Hanging above them was a crystal chandelier with intricate lights. Every table had small lamp that was turned on, and bright lights came from the rooms to their left and to their right. In the distance was the sound of music coming from somewhere deep from within the house.
“How… How does this house have power?”
“It’s been so long...” Cole flicked one of the lights off and on again. Then, as if he was bludgeoned with a thought, he shot upright and took Anna by the shoulders. “Do you think… is it possible that…” He released his grasp of her shoulders and ran into the next room. Anna followed his as he bolted from one room to the next like a dog who had just been let out of a car, until he finally stopped in the kitchen.
The fluorescent light flickered above and emitted a loud hum. There were a few dishes slacked in the sink and an open newspaper on the kitchen table. Anna picked up one of the yellowed pages and read the headline of one of the articles.
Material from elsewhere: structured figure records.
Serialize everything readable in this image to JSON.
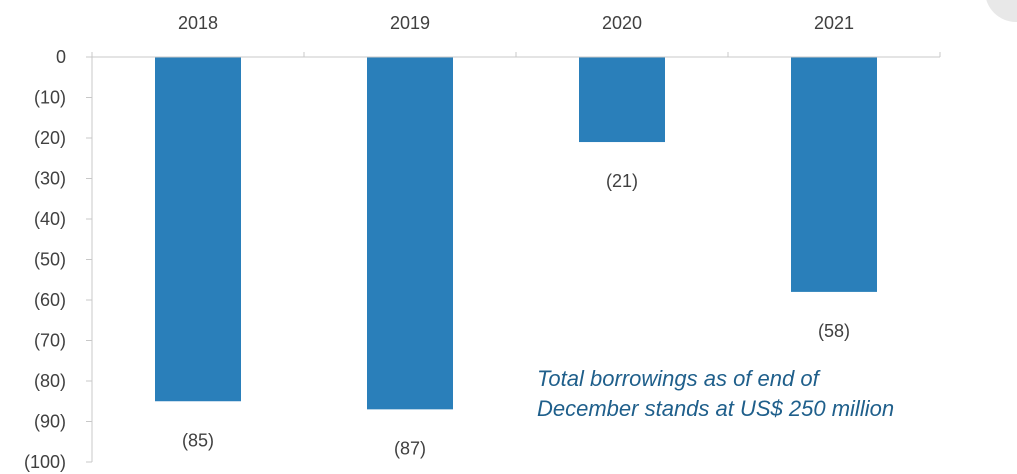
{
  "colors": {
    "bar": "#2a7fba",
    "axis": "#c8c8c8",
    "text": "#404040",
    "annotation": "#1f5f8b"
  },
  "chart_data": {
    "type": "bar",
    "categories": [
      "2018",
      "2019",
      "2020",
      "2021"
    ],
    "values": [
      -85,
      -87,
      -21,
      -58
    ],
    "data_labels": [
      "(85)",
      "(87)",
      "(21)",
      "(58)"
    ],
    "title": "",
    "xlabel": "",
    "ylabel": "",
    "ylim": [
      -100,
      0
    ],
    "y_ticks": [
      0,
      -10,
      -20,
      -30,
      -40,
      -50,
      -60,
      -70,
      -80,
      -90,
      -100
    ],
    "y_tick_labels": [
      "0",
      "(10)",
      "(20)",
      "(30)",
      "(40)",
      "(50)",
      "(60)",
      "(70)",
      "(80)",
      "(90)",
      "(100)"
    ],
    "category_axis_position": "top",
    "grid": false,
    "annotation": {
      "line1": "Total borrowings as of end of",
      "line2": "December stands at US$ 250 million"
    }
  }
}
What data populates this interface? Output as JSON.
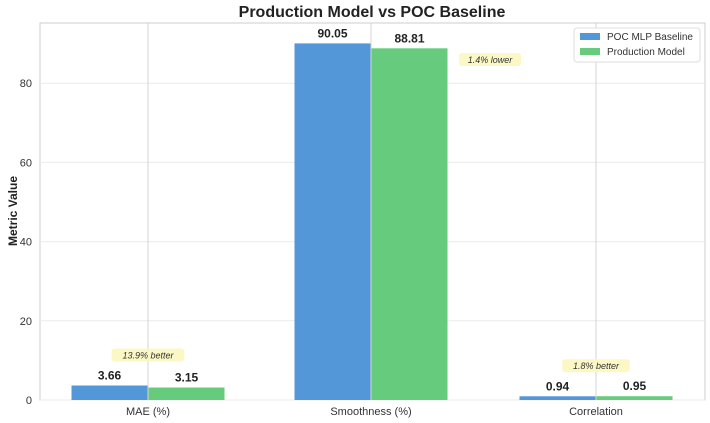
{
  "chart_data": {
    "type": "bar",
    "title": "Production Model vs POC Baseline",
    "xlabel": "",
    "ylabel": "Metric Value",
    "ylim": [
      0,
      95.2
    ],
    "yticks": [
      0,
      20,
      40,
      60,
      80
    ],
    "categories": [
      "MAE (%)",
      "Smoothness (%)",
      "Correlation"
    ],
    "series": [
      {
        "name": "POC MLP Baseline",
        "color": "#5497d8",
        "values": [
          3.66,
          90.05,
          0.94
        ],
        "labels": [
          "3.66",
          "90.05",
          "0.94"
        ]
      },
      {
        "name": "Production Model",
        "color": "#66cb7c",
        "values": [
          3.15,
          88.81,
          0.95
        ],
        "labels": [
          "3.15",
          "88.81",
          "0.95"
        ]
      }
    ],
    "annotations": [
      "13.9% better",
      "1.4% lower",
      "1.8% better"
    ],
    "legend_position": "top-right",
    "grid": true
  }
}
Cost to cure Harlow: $200,000+
The company accountable for dispensing the treatment for HR-0 is a company called Allegany LLC based out of Texas. The projected cost for the initial injection is $200,000, with 4 supplementary injections (administered throughout 1 full calendar year) costing $25,000 each. “It’s like the Titanic is going down and instead of helping women and children, they’re saving the people with the most money. [They are] leaving us all to die,” comments Margaret Simon of East Akron. The president of Allegany LLC, J.J. Carmen, declined to comment at the time. However, a tweet by the 28-year-old president (2 days before the release of the cure) stated “The cost of living is about to go up”. And a tweet later that evening stating, “You should have gone to college. Go Wolverines!” As of the publication of this article, law enforcement officials claim that Carmen has not broken any laws and the sale of the drug, although unethical, is completely legal.
Anna placed the article back on the table and began to
thumb through the remaining pages. “Hey, come here and look at this newspaper, Cole.”
Cole had ignored her and stood in front of the kitchen sink with his hands tapping eagerly along its porcelain base. Slowly, he lifted his hand and turned on the faucet. The sound of water falling into the sink was something that he longed for often, but was certain he would never hear again. He turned around to look at Anna, slid down the front of the cabinet and onto the floor, holding his face in his hands.
“How is there running water?” Anna walked over to the faucet and held her hands under the cool water. She looked down at Cole and put her hand on his shoulder. “Are you crying?”